Sukarno menggunakan pencitraan sebagai alat. Yaitu alat untuk kepentingan bangsa. Bukan sekedar untuk memenangkan kekuasaan atau personal glory, seperti banyak dilakukan oleh para PANGERAN PENCITRAAN dan para RATU PENCITRAAN saat ini, mulai dari Ridwan Kamil, Sri Mulyani, Ganjar Pranowo, Tri Rismaharini, AHY, Ahok, dan para elit kekuasaan hari ini pada umumnya.
Donald Trump mencitrakan diri kontroversial dan vulgar. Tetapi baginya American First. Kepentingan Amerika adalah yang utama.
Di bawah Trump selama 20 tahun terakhir tingkat pengangguran berada di titik terendah. Pendapatan upah meningkat. Kelompok Blue Colour (biasanya simpatisan Partai Demokrat) bergeser mendukung Trump. Industri Amerika menguat dan banyak hal dilakukannya untuk menekan Tiongkok agar perekonomian Amerika semakin baik.

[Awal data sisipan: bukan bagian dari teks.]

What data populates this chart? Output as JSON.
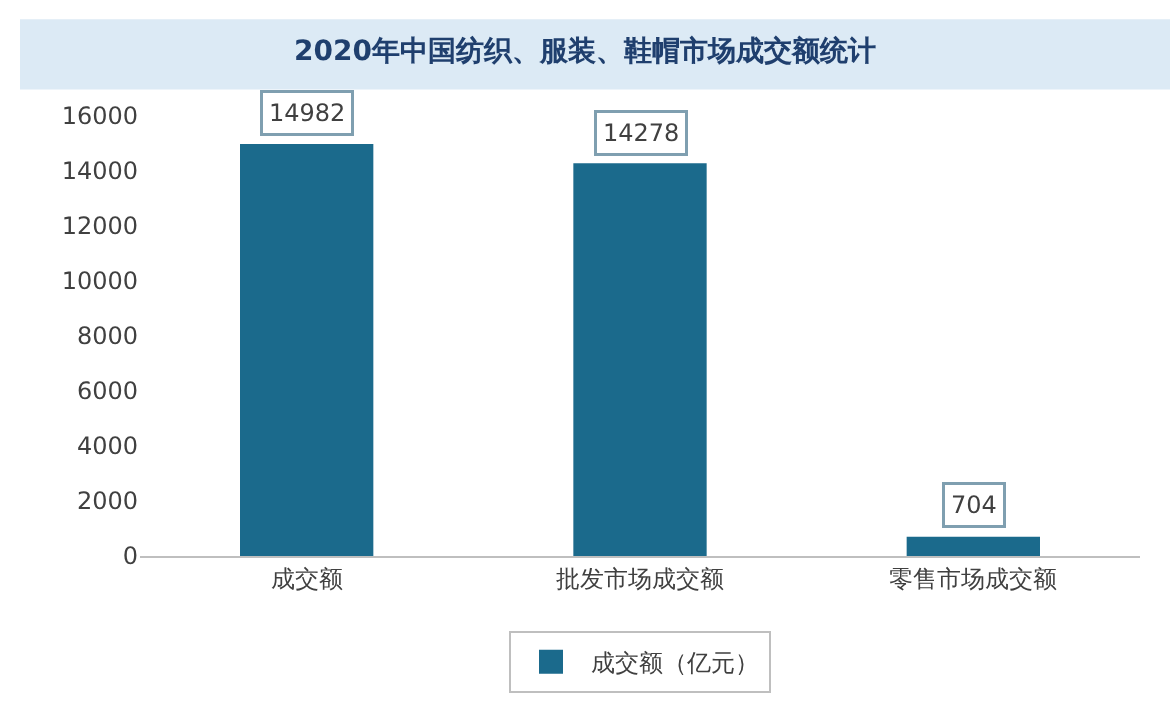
{
  "chart_data": {
    "type": "bar",
    "title": "2020年中国纺织、服装、鞋帽市场成交额统计",
    "categories": [
      "成交额",
      "批发市场成交额",
      "零售市场成交额"
    ],
    "series": [
      {
        "name": "成交额（亿元）",
        "color": "#1b6a8c",
        "values": [
          14982,
          14278,
          704
        ]
      }
    ],
    "ylim": [
      0,
      16000
    ],
    "yticks": [
      0,
      2000,
      4000,
      6000,
      8000,
      10000,
      12000,
      14000,
      16000
    ],
    "data_labels": true,
    "grid": false,
    "legend": "bottom"
  }
}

Di Kanada terdapat Justin Trudeau. Perdana Menteri muda, charming, smart, and handsome, dan berasal dari keluarga elit lantaran bapaknya, Pierre Trudeau, juga pernah Perdana Menteri. Pencitraannya yang simpatik adalah untuk menomorsatukan Kanada dan digunakan untuk kepentingan nasional.

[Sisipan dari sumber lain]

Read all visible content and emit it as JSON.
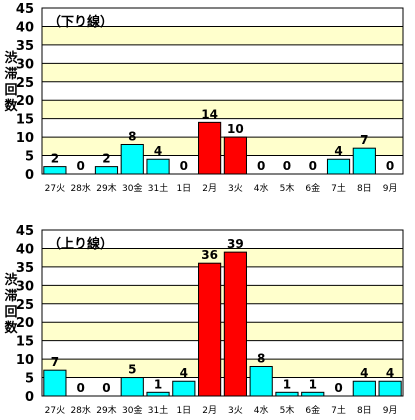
{
  "chart_data": [
    {
      "type": "bar",
      "title": "（下り線）",
      "ylabel": "渋滞回数",
      "xlabel": "",
      "ylim": [
        0,
        45
      ],
      "yticks": [
        0,
        5,
        10,
        15,
        20,
        25,
        30,
        35,
        40,
        45
      ],
      "grid": true,
      "categories": [
        "27火",
        "28水",
        "29木",
        "30金",
        "31土",
        "1日",
        "2月",
        "3火",
        "4水",
        "5木",
        "6金",
        "7土",
        "8日",
        "9月"
      ],
      "values": [
        2,
        0,
        2,
        8,
        4,
        0,
        14,
        10,
        0,
        0,
        0,
        4,
        7,
        0
      ],
      "highlight_color": "#ff0000",
      "bar_color": "#00ffff",
      "highlight_categories": [
        "2月",
        "3火"
      ],
      "band_colors": [
        "#ffffff",
        "#ffffcc"
      ]
    },
    {
      "type": "bar",
      "title": "（上り線）",
      "ylabel": "渋滞回数",
      "xlabel": "",
      "ylim": [
        0,
        45
      ],
      "yticks": [
        0,
        5,
        10,
        15,
        20,
        25,
        30,
        35,
        40,
        45
      ],
      "grid": true,
      "categories": [
        "27火",
        "28水",
        "29木",
        "30金",
        "31土",
        "1日",
        "2月",
        "3火",
        "4水",
        "5木",
        "6金",
        "7土",
        "8日",
        "9月"
      ],
      "values": [
        7,
        0,
        0,
        5,
        1,
        4,
        36,
        39,
        8,
        1,
        1,
        0,
        4,
        4
      ],
      "highlight_color": "#ff0000",
      "bar_color": "#00ffff",
      "highlight_categories": [
        "2月",
        "3火"
      ],
      "band_colors": [
        "#ffffff",
        "#ffffcc"
      ]
    }
  ]
}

Waktu pesawat Ukraina jatuh di tengah memanasnya konflik Amerika-Iran baru-baru ini, ia tidak serta-merta mengecam Iran, walaupun banyak warga Kanada jadi korban jatuhnya pesawat. Ia menyebut Amerika sebagai pembuat ketegangan.
Bagaimana dengan di sini?
Di sini oligarki kekuasaan terus menerus sibuk membela para
penguasa berkelas KW-3 yang naik ke tangga kekuasaan dengan menjadikan pencitraan sebagai tujuan.
Mereka pada dasarnya tidak peduli Indonesia bakal masuk ke dalam jurang kehancuran, lantaran memang tidak memiliki kapasitas untuk memimpin negara yang sedemikian luas, kaya, dan majemuk seperti ini. Tidak memiliki kemampuan untuk menyelesaikan persoalan-persoalan yang terjadi, karena secara esensi mereka adalah para Pangeran Pencitraan dan para Ratu Pencitraan belaka, yang tatkala berkuasa menjadi sangat pandir, khianat, dan suka mencuri. (kl/konfrontasi)
Penulis: Arief Gunawan, Wartawan Senior.